Spark Core Provides the basic and Core functions of Spark, including the following functions:

(1) SparkContext:

Typically, the execution and output of a Driver Application is done through SparkContext. Before formally submitting the Application, you first need to initialize the SparkContext. SparkContext hides network communication, distributed deployment, message communication, storage capability, computing capability, cache, measurement system, file service, and Web service. Application developers only need to use the API provided by SparkContext to complete function development. DAGScheduler built into SparkContext is responsible for creating jobs, dividing RDD in DAG into different stages, submitting stages and other functions. The built-in TaskScheduler is responsible for resource application, task submission and task scheduling by request cluster.

(2) Storage system:

The memory of each node is preferred for storage. Disks are used only when the memory is insufficient. This greatly reduces disk I/OS and improves task execution efficiency, making Spark suitable for real-time computing and streaming computing. In addition, Spark provides a memory-centric, highly fault-tolerant distributed file system called Tachyon for users to choose from. Tachyon provides Reliable memory-level file sharing services for Spark.

(3) Computing Engine:

The computing engine consists of DAGScheduler in SparkContext, RDD, and Map and Reduce tasks performed by executors on specific nodes. Although DAGScheduler and RDD are located inside SparkContext, RDD in Job is organized into directed acyclic graph (DAG) before the task is formally submitted and executed, and stages are divided to determine the number of tasks, iterative calculation, shuffle and other processes in the task execution Stage.

(4) Deployment mode:

As a single node cannot provide sufficient storage and computing capabilities, Spark, which processes big data, supports the Standalone deployment mode and distributed resource management systems such as Yarn and Mesos in the TaskScheduler component of SparkContext. The Standalone, Yarn, and Mesos deployment modes are used to allocate computing resources for tasks, improving concurrent Task execution efficiency.

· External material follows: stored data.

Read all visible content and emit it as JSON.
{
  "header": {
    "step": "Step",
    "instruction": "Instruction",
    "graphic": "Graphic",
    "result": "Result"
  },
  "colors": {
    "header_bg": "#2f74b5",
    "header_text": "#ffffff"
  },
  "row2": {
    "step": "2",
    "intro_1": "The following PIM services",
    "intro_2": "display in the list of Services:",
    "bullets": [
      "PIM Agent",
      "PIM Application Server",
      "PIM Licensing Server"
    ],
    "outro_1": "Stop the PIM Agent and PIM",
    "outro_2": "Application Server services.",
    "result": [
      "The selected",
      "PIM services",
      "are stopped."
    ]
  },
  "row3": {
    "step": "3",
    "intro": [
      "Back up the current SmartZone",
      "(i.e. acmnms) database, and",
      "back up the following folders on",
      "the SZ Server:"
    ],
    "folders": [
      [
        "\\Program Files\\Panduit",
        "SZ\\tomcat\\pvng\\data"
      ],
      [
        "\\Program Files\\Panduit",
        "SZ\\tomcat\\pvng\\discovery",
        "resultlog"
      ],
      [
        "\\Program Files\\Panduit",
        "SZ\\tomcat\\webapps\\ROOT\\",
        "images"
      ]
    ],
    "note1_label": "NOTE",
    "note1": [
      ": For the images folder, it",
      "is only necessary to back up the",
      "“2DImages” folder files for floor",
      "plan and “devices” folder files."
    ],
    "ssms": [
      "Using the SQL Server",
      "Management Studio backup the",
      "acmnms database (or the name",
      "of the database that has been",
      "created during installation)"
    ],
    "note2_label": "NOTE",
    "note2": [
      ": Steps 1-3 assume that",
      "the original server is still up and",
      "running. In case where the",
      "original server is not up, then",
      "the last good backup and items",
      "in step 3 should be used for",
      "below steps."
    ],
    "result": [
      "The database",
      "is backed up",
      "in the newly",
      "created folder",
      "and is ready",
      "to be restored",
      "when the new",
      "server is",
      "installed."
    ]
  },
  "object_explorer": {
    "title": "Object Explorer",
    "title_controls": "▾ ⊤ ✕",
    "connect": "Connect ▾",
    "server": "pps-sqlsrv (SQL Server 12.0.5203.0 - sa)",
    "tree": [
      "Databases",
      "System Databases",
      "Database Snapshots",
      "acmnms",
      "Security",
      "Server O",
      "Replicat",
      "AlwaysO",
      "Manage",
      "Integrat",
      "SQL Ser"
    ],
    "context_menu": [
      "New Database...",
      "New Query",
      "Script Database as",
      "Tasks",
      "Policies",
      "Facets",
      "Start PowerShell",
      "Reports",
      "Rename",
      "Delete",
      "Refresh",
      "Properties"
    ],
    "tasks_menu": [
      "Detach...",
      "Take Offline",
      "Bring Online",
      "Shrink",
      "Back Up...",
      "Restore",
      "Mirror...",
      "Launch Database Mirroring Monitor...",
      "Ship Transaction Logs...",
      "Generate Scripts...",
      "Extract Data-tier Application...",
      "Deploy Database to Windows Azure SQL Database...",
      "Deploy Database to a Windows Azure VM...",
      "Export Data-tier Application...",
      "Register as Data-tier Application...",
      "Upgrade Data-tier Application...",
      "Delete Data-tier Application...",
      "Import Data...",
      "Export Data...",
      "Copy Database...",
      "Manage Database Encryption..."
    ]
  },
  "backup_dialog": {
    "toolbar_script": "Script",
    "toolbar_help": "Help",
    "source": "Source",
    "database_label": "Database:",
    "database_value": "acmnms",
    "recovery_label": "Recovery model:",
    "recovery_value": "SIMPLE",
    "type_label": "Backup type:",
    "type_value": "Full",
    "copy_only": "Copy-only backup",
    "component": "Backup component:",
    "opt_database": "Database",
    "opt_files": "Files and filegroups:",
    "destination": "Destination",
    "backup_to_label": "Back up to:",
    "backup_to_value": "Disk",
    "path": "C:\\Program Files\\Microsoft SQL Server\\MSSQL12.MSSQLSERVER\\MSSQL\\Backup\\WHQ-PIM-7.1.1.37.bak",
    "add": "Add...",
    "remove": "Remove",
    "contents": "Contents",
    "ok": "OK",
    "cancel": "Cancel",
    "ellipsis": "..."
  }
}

2. Spark’s main sub-frameworks include:

(1) the Spark SQL:

SqlParser is used to convert SQL into a syntax Tree, and RuleExecutor is used to apply a series of rules to the syntax Tree. Finally, a physical execution plan is generated and executed. The rule executors include an Analyzer and an Optimizer.

(2) the Spark Streaming:

Used for streaming computing. Spark Streaming supports multiple data input sources such as Kafka, Flume, Twitter, MQTT, ZeroMQ, Kinesis and simple TCP sockets. An input stream Receiver (Receiver) is the interface specification for accessing data streams. Dstream is an abstraction of all data streams in Spark Streaming. Dstream can be organized as a Dstream Graph. Dstream is essentially a series of sequential RDD’s.

(3) the GraphX:

Spark is a distributed graph computing framework. GraphX mainly follows the Pregel model in bulk Synchronous Parallel (BSP) computing mode. GraphX provides an abstract Graph of graphs, which consists of Vertex, Edge and EdgeTriplet that inherits Edge. GraphX currently encapsulates the implementation of shortest path, web page ranking, connection components, trigonometry and other algorithms, and users can choose to use them.

(4) MLlib:

The machine learning framework provided by Spark. Machine learning is an interdisciplinary subject of design probability theory, statistics, approximation theory, convex analysis, algorithm complexity theory and other fields. MLlib now provides the basic statistics, analysis, regression, decision tree, random forests, naive bayes and isotonic regression, collaborative filtering, clustering, dimension reduction, feature extraction and transformation, frequent pattern mining, the prediction model markup language, pipe and so on many kinds of mathematical statistics, probability theory, mathematical algorithm in data mining.